Competing Goods: Cavalier Virtues

A giant robot in classic computer game Ultima IV. It's going to stomp Lord British's castle! Oh no!

Ultima IV plus Robot by Creative Stall from the Noun Project

GearHead Caramel will not feature the Heroic/Villainous morality scale used in previous GearHead games. Typically, games that feature a good/evil scale use it to divide up the content: play a hero and you get one story, play a villain and you get a slightly different story. The moral choices you get to make tend to be boring and come down to which route you’re trying to play. Never mind the fact that the game designer and player might not agree which choice is the moral one and which is the immoral one.
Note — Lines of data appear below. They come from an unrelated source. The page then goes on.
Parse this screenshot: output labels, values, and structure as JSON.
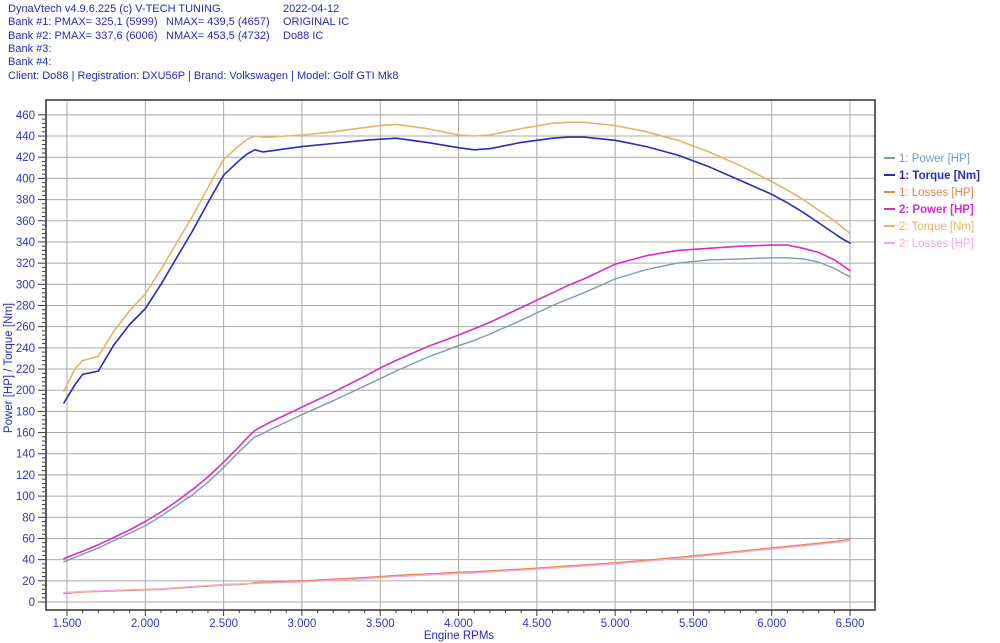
{
  "header": {
    "app_title": "DynaVtech v4.9.6.225 (c) V-TECH TUNING.",
    "date": "2022-04-12",
    "bank1_label": "Bank #1: PMAX= 325,1 (5999)",
    "bank1_nmax": "NMAX= 439,5 (4657)",
    "bank1_note": "ORIGINAL IC",
    "bank2_label": "Bank #2: PMAX= 337,6 (6006)",
    "bank2_nmax": "NMAX= 453,5 (4732)",
    "bank2_note": "Do88 IC",
    "bank3_label": "Bank #3:",
    "bank4_label": "Bank #4:",
    "client_line": "Client: Do88 | Registration: DXU56P | Brand: Volkswagen | Model: Golf GTI Mk8",
    "text_color": "#2a2ab4"
  },
  "chart_data": {
    "type": "line",
    "title": "",
    "xlabel": "Engine RPMs",
    "ylabel": "Power [HP] / Torque [Nm]",
    "x_ticks": [
      1500,
      2000,
      2500,
      3000,
      3500,
      4000,
      4500,
      5000,
      5500,
      6000,
      6500
    ],
    "x_tick_labels": [
      "1.500",
      "2.000",
      "2.500",
      "3.000",
      "3.500",
      "4.000",
      "4.500",
      "5.000",
      "5.500",
      "6.000",
      "6.500"
    ],
    "x_minor_step": 100,
    "y_ticks": [
      0,
      20,
      40,
      60,
      80,
      100,
      120,
      140,
      160,
      180,
      200,
      220,
      240,
      260,
      280,
      300,
      320,
      340,
      360,
      380,
      400,
      420,
      440,
      460
    ],
    "y_minor_step": 4,
    "xlim": [
      1366,
      6659
    ],
    "ylim": [
      -7.6,
      474.2
    ],
    "grid": true,
    "legend_position": "right",
    "colors": {
      "grid": "#ababab",
      "frame": "#3c3c3c",
      "tick_text": "#3434c6",
      "axis_title": "#2a2ab4",
      "background": "#ffffff"
    },
    "x": [
      1480,
      1550,
      1600,
      1700,
      1800,
      1900,
      2000,
      2100,
      2200,
      2300,
      2400,
      2500,
      2600,
      2650,
      2700,
      2750,
      2800,
      2900,
      3000,
      3200,
      3400,
      3500,
      3600,
      3800,
      4000,
      4100,
      4200,
      4400,
      4600,
      4700,
      4800,
      5000,
      5200,
      5400,
      5600,
      5800,
      6000,
      6100,
      6200,
      6300,
      6400,
      6450,
      6500
    ],
    "series": [
      {
        "name": "1: Power [HP]",
        "color": "#7e99b4",
        "bold": false,
        "width": 1.4,
        "values": [
          38,
          42,
          45,
          51,
          58,
          65,
          72,
          81,
          91,
          101,
          113,
          127,
          142,
          149,
          156,
          159,
          163,
          170,
          177,
          190,
          204,
          211,
          218,
          231,
          242,
          247,
          253,
          266,
          280,
          286,
          292,
          305,
          314,
          320,
          323,
          324,
          325,
          325,
          324,
          321,
          315,
          311,
          307
        ]
      },
      {
        "name": "1: Torque [Nm]",
        "color": "#2b2bb5",
        "bold": true,
        "width": 1.6,
        "values": [
          188,
          205,
          215,
          218,
          243,
          262,
          277,
          300,
          325,
          350,
          377,
          403,
          417,
          423,
          427,
          425,
          426,
          428,
          430,
          433,
          436,
          437,
          438,
          434,
          429,
          427,
          428,
          434,
          438,
          439,
          439,
          436,
          430,
          422,
          411,
          398,
          385,
          377,
          368,
          358,
          348,
          343,
          339
        ]
      },
      {
        "name": "1: Losses [HP]",
        "color": "#e8824e",
        "bold": false,
        "width": 1.4,
        "values": [
          8,
          9,
          9.5,
          10,
          10.5,
          11,
          11.5,
          12,
          13,
          14,
          15,
          16,
          16.5,
          17,
          18.5,
          18.7,
          19,
          19.5,
          20,
          21.5,
          23,
          24,
          25,
          26.5,
          28,
          28.5,
          29.5,
          31,
          33,
          34,
          35,
          37,
          39.5,
          42,
          45,
          48,
          51,
          52.5,
          54,
          55.5,
          57,
          58,
          59
        ]
      },
      {
        "name": "2: Power [HP]",
        "color": "#d62fc5",
        "bold": true,
        "width": 1.6,
        "values": [
          41,
          45,
          48,
          54,
          61,
          68,
          76,
          85,
          95,
          106,
          118,
          132,
          147,
          155,
          162,
          166,
          170,
          177,
          184,
          198,
          213,
          221,
          228,
          241,
          252,
          258,
          264,
          278,
          292,
          299,
          305,
          319,
          327,
          332,
          334,
          336,
          337,
          337,
          334,
          330,
          323,
          318,
          313
        ]
      },
      {
        "name": "2: Torque [Nm]",
        "color": "#e6b468",
        "bold": false,
        "width": 1.6,
        "values": [
          199,
          220,
          228,
          232,
          256,
          275,
          291,
          314,
          339,
          364,
          391,
          418,
          431,
          437,
          440,
          439,
          439,
          440,
          441,
          444,
          448,
          450,
          451,
          447,
          441,
          440,
          441,
          447,
          452,
          453,
          453,
          450,
          444,
          436,
          425,
          412,
          397,
          389,
          380,
          370,
          360,
          354,
          348
        ]
      },
      {
        "name": "2: Losses [HP]",
        "color": "#f7a8d8",
        "bold": false,
        "width": 1.4,
        "values": [
          9,
          9.5,
          10,
          10.5,
          11,
          11.5,
          12,
          12.5,
          13.5,
          14.5,
          15.5,
          16.5,
          17,
          17.2,
          17.5,
          17.8,
          18,
          18.5,
          19,
          20.5,
          22,
          23,
          24,
          25.5,
          27,
          27.5,
          28.5,
          30,
          32,
          33,
          34,
          36,
          38.5,
          41,
          44,
          47,
          50,
          51.5,
          53,
          54.5,
          56,
          57,
          58
        ]
      }
    ]
  }
}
I never intended for GearHead to have separate heroic and villainous paths. Instead, heroic points were supposed to be an optional reward for going above and beyond the call of duty, while villainous points were meant as an easy way for me to kill off player characters who act stupidly. So, moving forward, the heroic/villainous scale is out.

Instead, for GearHead Caramel I intend to use a virtue system as in Ultima IV… though for now the virtues will just be a design principle rather than formal game rules. There are several advantages to using a system of virtues rather than a good/evil scale. First, there’s no need to tailor game content for Stupid Evil alignment. Second, different virtues can contradict one another, leading to much more interesting moral choices than yet another variation on the trolley problem.
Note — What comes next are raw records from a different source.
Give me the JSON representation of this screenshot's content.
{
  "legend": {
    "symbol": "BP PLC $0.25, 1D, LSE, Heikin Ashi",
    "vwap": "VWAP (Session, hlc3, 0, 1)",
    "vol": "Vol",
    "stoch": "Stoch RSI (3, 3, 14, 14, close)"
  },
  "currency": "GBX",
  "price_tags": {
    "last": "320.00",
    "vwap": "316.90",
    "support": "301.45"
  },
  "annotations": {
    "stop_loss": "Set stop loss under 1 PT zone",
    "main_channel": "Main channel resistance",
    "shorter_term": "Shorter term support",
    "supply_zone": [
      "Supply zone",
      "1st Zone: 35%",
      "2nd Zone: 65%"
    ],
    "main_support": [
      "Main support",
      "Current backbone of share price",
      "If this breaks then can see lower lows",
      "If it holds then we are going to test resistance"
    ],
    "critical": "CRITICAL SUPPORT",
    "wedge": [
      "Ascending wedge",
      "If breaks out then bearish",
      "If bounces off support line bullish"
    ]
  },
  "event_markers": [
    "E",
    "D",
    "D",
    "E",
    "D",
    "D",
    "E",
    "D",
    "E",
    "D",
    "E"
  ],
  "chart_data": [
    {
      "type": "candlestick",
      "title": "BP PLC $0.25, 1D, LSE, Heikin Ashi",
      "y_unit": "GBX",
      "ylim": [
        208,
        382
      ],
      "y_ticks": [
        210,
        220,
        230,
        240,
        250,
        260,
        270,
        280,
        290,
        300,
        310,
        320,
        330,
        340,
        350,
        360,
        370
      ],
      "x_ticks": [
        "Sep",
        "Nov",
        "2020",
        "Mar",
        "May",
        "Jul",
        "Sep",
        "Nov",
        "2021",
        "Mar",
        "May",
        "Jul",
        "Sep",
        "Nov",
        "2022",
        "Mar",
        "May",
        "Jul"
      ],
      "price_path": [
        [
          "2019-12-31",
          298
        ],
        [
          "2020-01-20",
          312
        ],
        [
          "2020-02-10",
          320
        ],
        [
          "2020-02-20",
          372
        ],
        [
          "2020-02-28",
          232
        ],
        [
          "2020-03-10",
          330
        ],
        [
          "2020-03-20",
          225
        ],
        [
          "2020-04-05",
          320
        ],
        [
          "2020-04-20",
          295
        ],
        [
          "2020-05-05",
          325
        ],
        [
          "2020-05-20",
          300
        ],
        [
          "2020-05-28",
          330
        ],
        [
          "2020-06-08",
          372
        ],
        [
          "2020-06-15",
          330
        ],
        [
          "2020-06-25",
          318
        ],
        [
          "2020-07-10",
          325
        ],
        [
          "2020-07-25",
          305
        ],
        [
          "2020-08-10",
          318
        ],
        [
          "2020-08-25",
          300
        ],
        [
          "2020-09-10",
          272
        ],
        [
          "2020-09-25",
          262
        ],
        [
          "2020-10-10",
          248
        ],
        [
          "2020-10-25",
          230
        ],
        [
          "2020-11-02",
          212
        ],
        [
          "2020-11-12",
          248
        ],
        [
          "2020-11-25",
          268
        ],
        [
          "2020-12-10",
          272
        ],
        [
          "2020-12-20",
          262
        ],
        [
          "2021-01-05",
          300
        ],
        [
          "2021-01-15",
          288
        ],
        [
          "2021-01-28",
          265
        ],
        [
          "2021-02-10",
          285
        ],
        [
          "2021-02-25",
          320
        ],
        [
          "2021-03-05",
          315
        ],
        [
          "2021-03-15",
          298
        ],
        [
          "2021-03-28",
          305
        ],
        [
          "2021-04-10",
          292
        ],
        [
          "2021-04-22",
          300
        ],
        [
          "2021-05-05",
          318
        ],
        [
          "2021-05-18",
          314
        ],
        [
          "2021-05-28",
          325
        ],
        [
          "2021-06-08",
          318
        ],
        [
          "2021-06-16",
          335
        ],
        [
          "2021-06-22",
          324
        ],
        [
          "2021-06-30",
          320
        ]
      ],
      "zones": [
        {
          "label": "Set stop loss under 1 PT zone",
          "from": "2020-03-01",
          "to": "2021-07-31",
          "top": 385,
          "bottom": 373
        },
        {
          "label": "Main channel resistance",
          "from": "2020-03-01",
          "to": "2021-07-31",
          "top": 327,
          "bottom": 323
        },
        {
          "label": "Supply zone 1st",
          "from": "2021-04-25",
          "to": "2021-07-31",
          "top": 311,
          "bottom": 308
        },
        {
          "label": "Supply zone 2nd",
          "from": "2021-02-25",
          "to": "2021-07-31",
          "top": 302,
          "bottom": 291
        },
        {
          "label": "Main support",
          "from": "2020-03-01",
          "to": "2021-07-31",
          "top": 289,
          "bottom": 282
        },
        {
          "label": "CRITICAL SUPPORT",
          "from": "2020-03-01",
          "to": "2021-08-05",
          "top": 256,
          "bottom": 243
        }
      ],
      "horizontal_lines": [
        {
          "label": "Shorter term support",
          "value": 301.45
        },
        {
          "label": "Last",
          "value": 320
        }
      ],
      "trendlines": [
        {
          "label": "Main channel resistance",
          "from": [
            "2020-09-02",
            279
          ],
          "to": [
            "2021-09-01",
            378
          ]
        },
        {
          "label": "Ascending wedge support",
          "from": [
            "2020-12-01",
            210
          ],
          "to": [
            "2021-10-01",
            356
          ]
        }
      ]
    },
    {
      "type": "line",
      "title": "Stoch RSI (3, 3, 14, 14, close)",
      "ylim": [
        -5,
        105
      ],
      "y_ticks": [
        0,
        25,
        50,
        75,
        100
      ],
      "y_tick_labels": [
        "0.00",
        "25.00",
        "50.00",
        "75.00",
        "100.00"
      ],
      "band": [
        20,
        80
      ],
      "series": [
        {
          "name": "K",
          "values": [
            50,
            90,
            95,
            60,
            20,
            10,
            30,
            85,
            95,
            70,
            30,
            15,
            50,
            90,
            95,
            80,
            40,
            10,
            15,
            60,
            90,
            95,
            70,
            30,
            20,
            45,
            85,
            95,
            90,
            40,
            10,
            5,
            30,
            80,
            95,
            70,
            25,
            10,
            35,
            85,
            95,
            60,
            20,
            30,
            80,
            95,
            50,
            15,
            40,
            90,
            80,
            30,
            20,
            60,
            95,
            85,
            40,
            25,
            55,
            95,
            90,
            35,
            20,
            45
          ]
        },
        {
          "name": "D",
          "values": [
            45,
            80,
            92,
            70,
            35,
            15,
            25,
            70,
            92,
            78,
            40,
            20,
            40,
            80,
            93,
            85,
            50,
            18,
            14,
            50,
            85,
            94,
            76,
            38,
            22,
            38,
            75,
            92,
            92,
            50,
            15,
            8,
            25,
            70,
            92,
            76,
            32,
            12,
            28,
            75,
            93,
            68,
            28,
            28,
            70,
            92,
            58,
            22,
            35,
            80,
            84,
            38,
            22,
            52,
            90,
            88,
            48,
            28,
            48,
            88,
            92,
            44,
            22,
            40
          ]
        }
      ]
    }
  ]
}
Here are the five virtues of the cavalier code:

  • Duty: A cavalier must honor their mission contracts and other obligations. Your word is your life.
  • Fellowship: We’re all in this together. A cavalier should treat civilians and other cavaliers with magnanimity. This virtue covers loyalty and empathy.
  • Justice: It is necessary to act in a just manner. Cavaliers are expected to protect those in need and bring punishment to the guilty.
  • Peace: A cavalier should act to minimize harm, which is not easy when you’re piloting a fifty ton death machine.
  • Glory: Finally, a cavalier must keep striving for greatness. This virtue covers courage and honor.

There are numerous ways these virtues could conflict. Do you pursue a criminal through a crowded city (justice) or let them get away to avoid civilian casualties (peace)? Stand guard at the bridge (duty) or take down the enemy leader who has been separated from their group (glory)? Ideally, each of these choices should take the story in different directions.

2 comments

    • Turkot on January 17, 2018 at 2:41 pm
    • Reply

    So, will the player be able to only be able to be in the shades of “good” and choose between one good and the other good? Or will the player be able to act selfishly or maybe fanatical if for example the player is roleplaying “justice” AKA lawful character who will blindly obey the law and country he lives in and he sees a poor family stealing money from others to get food will that character kill the family because they break the law or be very power-hungry and use EVERYTHING that is allowed by law in order to advance in ranks ?

    I’m really interested in you answering the question because I think that there should be the ability to play “smart”, “misguided”, “knight templar” and honorable kind of evil (or maybe just shades of grey) instead of the so well known “chaotic stupid evil” that is all about killing

    1. It’s not that every character will be “good”, it’s that different characters (and players) have different opinions about what “good” even is. “Nobody is a villain in their own story. We’re all the heroes of our own stories.” – George R. R. Martin.
      So this system will involve more shades of grey and hopefully more interesting choices/consequences.